Escrevo novamente, depois de razoável hiato, às 21h12 deste sábado que encerra o mês de outubro, um tanto lacrimejante não só pela emoção, mas também pelo excelente vinho italiano recém-sorvido em comemoração ao primeiro grande show de Kana a partir do momento em que o famigerado coronavírus está entre nós. Claro, desde há dois meses, com a relativa baixa no número de casos aqui no Japão, ela já havia feito um punhado de shows em que a quantidade de músicos no palco praticamente se equivalia à de pessoas na plateia; mas hoje, pela primeira vez com a banda novamente completa e o teatro razoavelmente cheio — segundo as novas normas de segurança —, voltamos pra casa felizes como crianças — e bêbados como adultos. Conto-lhes.
O teatro Ota Bunka no Mori pertence à subprefeitura da região de Ota e é uma espécie de centro cultural ao qual recorrem muitos idosos — a maioria do público de hoje —; entretanto, o que me chamou a atenção enquanto estava sentado a uma mesa vendendo CDs foi a tremenda eficiência e o completo respeito às regras de proteção. Por exemplo: todas as pessoas que entravam tinham que se sujeitar a um termômetro supersofisticado que lhes media a temperatura a distância. Eu mesmo me testei e verifiquei que estava com os normais 35,9. Cada um que entrava, depois disso, tinha as mãos aspergidas com álcool e, após pagamento, recebia seu ingresso com o número do assento, que sempre estava intercalado, ou seja, ninguém se sentava ao lado de ninguém.
Quem quisesse ir ao banheiro tinha também que se submeter a uma fila, pois, como este não era dos maiores, não estava permitido que ali dentro houvesse aglomeração. Particularmente, aplaudo esse sistema, embora note que é um tanto desproporcional, visto que, fora do teatro, a normalidade já se impõe. Claro, dentro dos transportes coletivos todos se protegem, inclusive — quase — ninguém segura as alças nem esbarra em outros; todos — absolutamente TODOS — estão devidamente "mascarados", sem falar que mesmo em tempos pré-pandêmicos eu já notava que os japoneses tinham uma preocupação com a higiene e a saúde. Detalhe: aqui, quem usa máscara não o faz pra se proteger, mas pra não contaminar a outros. Por exemplo: se alguém está gripado, usa máscara... Um dia o Brasil chega lá(?)...

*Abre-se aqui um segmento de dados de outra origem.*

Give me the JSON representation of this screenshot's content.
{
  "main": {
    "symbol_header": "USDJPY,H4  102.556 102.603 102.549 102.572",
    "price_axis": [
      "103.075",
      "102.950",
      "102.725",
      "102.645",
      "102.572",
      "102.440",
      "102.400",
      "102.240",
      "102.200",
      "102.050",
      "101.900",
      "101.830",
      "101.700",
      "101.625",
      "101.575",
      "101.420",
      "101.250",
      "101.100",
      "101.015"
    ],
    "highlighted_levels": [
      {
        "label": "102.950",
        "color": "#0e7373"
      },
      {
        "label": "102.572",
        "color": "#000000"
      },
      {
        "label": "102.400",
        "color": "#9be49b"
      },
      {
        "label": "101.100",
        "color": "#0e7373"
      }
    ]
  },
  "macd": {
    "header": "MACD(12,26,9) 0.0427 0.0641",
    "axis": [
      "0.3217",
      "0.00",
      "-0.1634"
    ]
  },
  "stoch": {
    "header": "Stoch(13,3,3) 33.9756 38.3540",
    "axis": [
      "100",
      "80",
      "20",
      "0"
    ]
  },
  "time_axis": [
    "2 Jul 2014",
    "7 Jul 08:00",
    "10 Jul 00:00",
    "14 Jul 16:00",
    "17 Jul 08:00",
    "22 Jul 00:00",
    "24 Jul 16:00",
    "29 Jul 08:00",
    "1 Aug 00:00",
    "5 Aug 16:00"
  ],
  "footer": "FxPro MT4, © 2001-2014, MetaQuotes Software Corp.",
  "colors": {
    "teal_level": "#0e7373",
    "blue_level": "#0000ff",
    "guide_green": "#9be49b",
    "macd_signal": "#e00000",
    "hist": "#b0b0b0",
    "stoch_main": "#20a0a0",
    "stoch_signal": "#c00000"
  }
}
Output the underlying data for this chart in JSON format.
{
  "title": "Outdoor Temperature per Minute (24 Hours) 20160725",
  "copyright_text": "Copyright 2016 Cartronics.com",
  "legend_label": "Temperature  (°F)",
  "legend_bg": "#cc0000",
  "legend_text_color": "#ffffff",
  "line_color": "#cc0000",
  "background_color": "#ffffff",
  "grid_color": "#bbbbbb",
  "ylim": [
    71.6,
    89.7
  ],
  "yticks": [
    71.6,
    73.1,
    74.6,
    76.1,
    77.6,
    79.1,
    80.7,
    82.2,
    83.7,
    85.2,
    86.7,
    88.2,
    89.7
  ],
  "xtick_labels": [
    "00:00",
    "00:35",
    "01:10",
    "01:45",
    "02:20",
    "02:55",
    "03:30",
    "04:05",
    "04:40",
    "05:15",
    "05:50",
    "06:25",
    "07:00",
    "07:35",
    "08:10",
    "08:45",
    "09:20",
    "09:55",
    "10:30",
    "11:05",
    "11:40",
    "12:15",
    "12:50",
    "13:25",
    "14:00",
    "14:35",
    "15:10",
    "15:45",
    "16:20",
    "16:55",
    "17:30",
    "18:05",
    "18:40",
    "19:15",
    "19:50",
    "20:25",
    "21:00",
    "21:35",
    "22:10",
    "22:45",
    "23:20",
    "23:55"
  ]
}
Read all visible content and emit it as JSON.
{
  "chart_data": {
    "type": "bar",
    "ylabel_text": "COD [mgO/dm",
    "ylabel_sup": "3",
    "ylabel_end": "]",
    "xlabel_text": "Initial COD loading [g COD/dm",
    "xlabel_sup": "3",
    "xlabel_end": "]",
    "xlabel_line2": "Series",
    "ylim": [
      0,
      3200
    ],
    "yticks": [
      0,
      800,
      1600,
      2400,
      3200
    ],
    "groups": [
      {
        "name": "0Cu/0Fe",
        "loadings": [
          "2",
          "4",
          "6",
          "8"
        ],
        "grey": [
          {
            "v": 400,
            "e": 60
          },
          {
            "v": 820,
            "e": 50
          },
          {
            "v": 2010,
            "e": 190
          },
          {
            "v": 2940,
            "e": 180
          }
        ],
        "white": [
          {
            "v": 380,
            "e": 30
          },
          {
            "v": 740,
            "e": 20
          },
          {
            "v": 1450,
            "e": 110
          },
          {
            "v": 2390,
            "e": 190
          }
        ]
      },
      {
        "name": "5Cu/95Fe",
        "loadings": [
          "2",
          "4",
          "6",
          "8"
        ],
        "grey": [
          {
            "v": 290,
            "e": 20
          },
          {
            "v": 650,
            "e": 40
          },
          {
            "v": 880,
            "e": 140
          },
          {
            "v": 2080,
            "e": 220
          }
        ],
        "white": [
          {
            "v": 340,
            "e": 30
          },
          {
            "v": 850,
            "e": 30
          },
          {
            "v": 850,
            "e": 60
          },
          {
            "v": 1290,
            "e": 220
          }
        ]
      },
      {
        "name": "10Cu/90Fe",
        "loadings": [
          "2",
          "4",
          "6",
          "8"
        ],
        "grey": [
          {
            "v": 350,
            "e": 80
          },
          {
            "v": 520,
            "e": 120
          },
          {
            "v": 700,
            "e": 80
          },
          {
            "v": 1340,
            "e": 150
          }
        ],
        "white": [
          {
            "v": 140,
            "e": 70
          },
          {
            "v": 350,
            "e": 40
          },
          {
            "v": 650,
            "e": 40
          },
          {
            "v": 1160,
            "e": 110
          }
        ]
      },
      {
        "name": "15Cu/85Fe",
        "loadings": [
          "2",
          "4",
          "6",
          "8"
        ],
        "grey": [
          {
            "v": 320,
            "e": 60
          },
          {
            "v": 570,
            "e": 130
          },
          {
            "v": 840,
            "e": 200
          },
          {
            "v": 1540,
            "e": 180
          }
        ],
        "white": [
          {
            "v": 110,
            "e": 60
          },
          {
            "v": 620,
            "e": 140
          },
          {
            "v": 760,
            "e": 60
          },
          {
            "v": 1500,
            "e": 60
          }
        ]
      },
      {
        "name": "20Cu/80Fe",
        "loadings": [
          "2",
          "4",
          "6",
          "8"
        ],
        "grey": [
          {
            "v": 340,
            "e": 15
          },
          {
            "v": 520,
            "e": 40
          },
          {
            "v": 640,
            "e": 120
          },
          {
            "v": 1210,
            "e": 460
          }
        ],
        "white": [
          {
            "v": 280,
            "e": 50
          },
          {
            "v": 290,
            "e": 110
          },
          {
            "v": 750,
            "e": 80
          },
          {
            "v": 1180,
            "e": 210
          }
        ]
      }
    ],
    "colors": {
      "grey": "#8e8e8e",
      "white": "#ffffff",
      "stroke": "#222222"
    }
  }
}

Isto posto, vamos ao show. Pra mim, foi emocionante ver a felicidade e a entrega de Kana no palco, com a casa cheia — reenfatizando, na medida do possível. Aqui no Japão é normal que os shows sejam divididos em duas entradas, e hoje foram praticamente dois shows distintos. Kana tem sua banda principal, a Banda Caxique, com a qual apresenta um repertório predominantemente de músicas próprias, mas desenvolve também trabalhos paralelos com bandas menores, em que se dedica a bossa nova, choro, jazz, salsa etc. E hoje ela fundiu dois desses trabalhos. Na primeira parte do espetáculo, acompanhada pela pianista e cantora Aya Nantoka — que toca pra caramba! — e acompanhando-se ao violão, apresentou um repertório em que predominava a bossa nova.
Já na segunda parte, apenas cantando e acompanhada por uma banda de oito membros — a saber: um quarteto de saxofonistas, a exemplo de sua banda em São Paulo; um guitarrista; um baixista; um baterista; e uma percussionista —; mostrou um repertório que passeou por seus quatro discos com direito a um delicioso xote inédito composto em parceria com Zeca Baleiro. O ponto alto do show, que foi superdidático, foi o momento em que ela explica a seus conterrâneos um pouco do carnaval brasileiro, com ênfase no frevo. Ao final deste texto, deixo-lhes um pouquinho dessa parte. Pra terminar, queria apenas acrescentar que, da plateia, minha emoção era grande, e quase pude esquecer que ainda vivemos um momento dos mais terríveis de nossa época...
... mas, sejam em lives ou em shows presenciais, a música continua fazendo sua parte no que se refere a oferecer um pouco de leveza à humanidade. Espero que em breve possamos estar novamente no Brasil, celebrando a arte — e a arte do encontro — junto àqueles que nos amam e a quem amamos. Quem viver VEREMOS!